Monday of the Twenty-ninth Week in Ordinary Time

In 2024 31 billionaires passed away the world over. Most recent deaths of billionaires include Giorgio Armani, the 91-year-old fashion icon, who died in September 2025, and Indian auto parts billionaire Sunjay Kapur who passed away in June 2025 after swallowing a bee during a polo match. He had an internal bee sting. Their deaths brought home the reality that, as the Irish say, “there are no pockets on shrouds.” In other words, “You can’t take it with you.”
Everyday brings us closer to the day when we will die. Even billionaires. This truth is reflected in the parable of the rich fool that we hear from Luke today, who stored up and hoarded his riches without thought of his mortality and that everything is temporary, including life itself.
Generosity was so important in Jesus’ day that it was recognised as worship. Early followers understood their lives as gifts, and they lived generously toward one another.
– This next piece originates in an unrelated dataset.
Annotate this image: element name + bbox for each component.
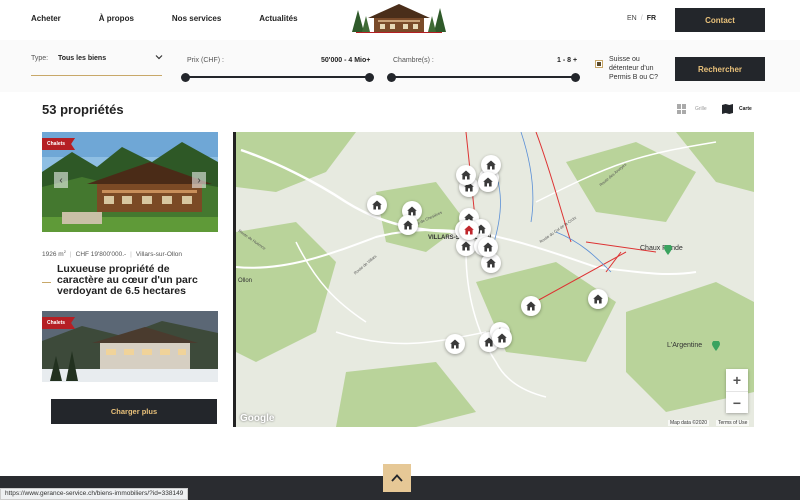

This is especially reflected in the second chapter of Acts (also by Luke): “All who believed were together and had all things in common; they would sell their possessions and goods and distribute the proceeds to all, as any had need. Day by day, as they spent much time together in the temple, they broke bread at home and ate their food with glad and generous hearts . . .”
Commenting on the early Christian community, theologian Norman Wirzba provides a helpful delineation between gratitude and generosity, indicating that practicing the former without the latter leaves room for greed to sneak in: “To receive with open hands is also to continue to keep one's hands open so that others can receive from you. Gratitude, in other words, is the sign that the gift has been received, while generosity is the sign that the recipient has been transformed by the gift.”
When you are on your death bed will you say aloud that you’d wish you’d been less generous? Less grateful? Will your shroud have pockets? In the meantime, let us live more gratefully, more generously. You never know when you’ll swallow a bee.